[ad_1]
For decades, expert consensus has been quietly working to exclude politicians from digital policy regulation—a libertarian attitude that distrusts the state’s heavy-handed approach but welcomes technocratic levity. The argument is that this prevents “politicization” and ensures policy continuity throughout the electoral cycle. It is now clear that this stance is not only unsustainable but also anti-democratic. Over the past five years, widespread digitalization has transformed technology into a medium of power and access. Online platforms, smartphones, telecom networks and data centers are part of the lives of ordinary Indians. As the general election approaches, what can political parties offer voters in their manifestos?
Five years ago, when Indians went to the polls, technology was just an afterthought. Except for the Bharatiya Janata Party (BJP) and the Indian National Congress (INC), few political parties have paid much attention to or commented on this. The BJP emphasizes technology as a catalyst for economic and social goals, including enhancing the delivery of rights and increasing farm incomes, but limits its comments on digitalization to promoting connectivity in panchayats.
In contrast, the INC outlines more ambitious digital rights reforms, addressing access, freedom of expression and privacy issues in dedicated chapters. Apart from this, five political parties stand out: All India Trinamool Congress (AITC) and Communist Party of India (Marxist) support surveillance law reform; Dravida Munnetra Kazagam (DMK) vows to curb obscene content on social media; Aam Aadmi The Samajwadi Party (AAP) supports expanding the use of CCTV; the Samajwadi Party (SP) aims to accelerate the NATGRID mass surveillance programme. If the manifestos of 2019 are any measure, the articulation of how digital technology affects our political thinking and campaigning today is meager.
According to the latest data from TRAI, as of December 31, 2023, the number of broadband subscribers in India was 904.54 million. India also has one of the lowest data rates in the world. While the BJP may see this as a victory for its “Digital India” policy, other parties need to highlight the unfairness and uneven distribution of growth. It is mainly concentrated in urban, male, and high-income groups, and most people still do not have access to the Internet. They may also address sluggish growth in broadband connections and smartphone sales over the past year, or suboptimal delivery of BharatNet and the federal government’s PM-WANI program. This can provide the basis for proposals to advance social justice through digitalization and technology. Here, while state elections, particularly in Rajasthan and Kerala, have seen the promise and delivery of smartphone and mobile internet schemes, the political discussion around the issue remains underdeveloped. So far, politicians of all stripes have failed to address the need for universal connectivity as a catalyst for social and economic mobility among poor metropolitan and semi-urban voters.
The provision of broadband connections is inextricably linked to the state’s forceful deprivation of it. Despite the enactment of the Telecommunications Act 2023, there have been few changes to the regulation of network shutdowns. Over the past five years, authorities have exercised this power over Jammu and Kashmir, Manipur and Rajasthan. Most of the orders are for mobile internet access, which has a significant impact on millions of low-income Indians who rely on smartphones rather than wired desktop computers. This situation requires the distillation of intensive policy debates into mainstream discourse and the careful balancing of state power and irrational national security claims. Beyond internet access, cutting-edge issues are also up for public discussion: forced digitization of public and welfare services; use of free and open-source software; mass surveillance of citizens; online fear, abuse and hate speech against women and minorities; Data breaches, predatory lending apps and cyber theft; and the hoarding of personal data through technology platforms.

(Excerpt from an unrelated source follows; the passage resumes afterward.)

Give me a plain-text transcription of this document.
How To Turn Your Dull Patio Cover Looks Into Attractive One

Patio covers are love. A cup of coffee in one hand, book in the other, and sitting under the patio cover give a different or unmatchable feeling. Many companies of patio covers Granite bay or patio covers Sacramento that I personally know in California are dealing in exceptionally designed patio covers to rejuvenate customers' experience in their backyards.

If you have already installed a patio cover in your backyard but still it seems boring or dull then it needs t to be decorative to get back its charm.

Many may question the importance of digital technology in party manifestos and express doubts about the Indian electorate. In a political landscape dominated by caste, religion, ideology and the personality of the prime minister, the prospect of voters prioritizing lofty policy promises seems remote. However, a Center for Social and Economic Progress (CSEP) report on public health last year found that while voters considered public health less important than employment, at the same time, “a majority of voters said the availability of medical facilities affected their health.” Voting choice to some extent.” Likewise, technologies critical to employment, health, and modern life are becoming increasingly important.
Currently, Indian voters do not even have a choice on the issue, leaving aside issues of trust or the ability of a party to implement its manifesto once it comes to power.

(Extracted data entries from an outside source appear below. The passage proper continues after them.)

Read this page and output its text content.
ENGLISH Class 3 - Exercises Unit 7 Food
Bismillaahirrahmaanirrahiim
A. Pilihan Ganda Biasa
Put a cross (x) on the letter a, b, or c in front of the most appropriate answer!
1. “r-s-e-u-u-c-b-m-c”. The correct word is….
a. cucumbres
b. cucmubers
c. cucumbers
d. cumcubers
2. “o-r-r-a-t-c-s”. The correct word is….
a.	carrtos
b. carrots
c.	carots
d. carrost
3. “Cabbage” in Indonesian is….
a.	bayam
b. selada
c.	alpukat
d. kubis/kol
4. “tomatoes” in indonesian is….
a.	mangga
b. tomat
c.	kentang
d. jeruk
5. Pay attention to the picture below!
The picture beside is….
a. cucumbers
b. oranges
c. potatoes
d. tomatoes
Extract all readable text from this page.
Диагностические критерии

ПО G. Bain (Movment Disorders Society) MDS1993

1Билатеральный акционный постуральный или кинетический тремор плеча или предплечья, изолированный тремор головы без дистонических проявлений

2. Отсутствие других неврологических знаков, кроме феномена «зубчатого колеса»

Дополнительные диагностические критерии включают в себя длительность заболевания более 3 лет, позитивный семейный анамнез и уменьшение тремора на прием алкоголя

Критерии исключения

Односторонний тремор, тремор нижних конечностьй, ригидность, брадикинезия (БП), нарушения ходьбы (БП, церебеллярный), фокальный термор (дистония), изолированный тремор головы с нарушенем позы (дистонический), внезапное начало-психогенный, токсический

The lack of political parties is reflected in the lack of voters. It contributes to a vicious cycle that disconnects the development of digital society from its democratic representation. Therefore, while wider attacks occur through digital technologies such as spyware and censorship, protests remain limited to digital rights activists, journalists and human rights defenders. While no party will win the next election on the strength of its technological promises, now is a good time for them to offer an alternative digital vision.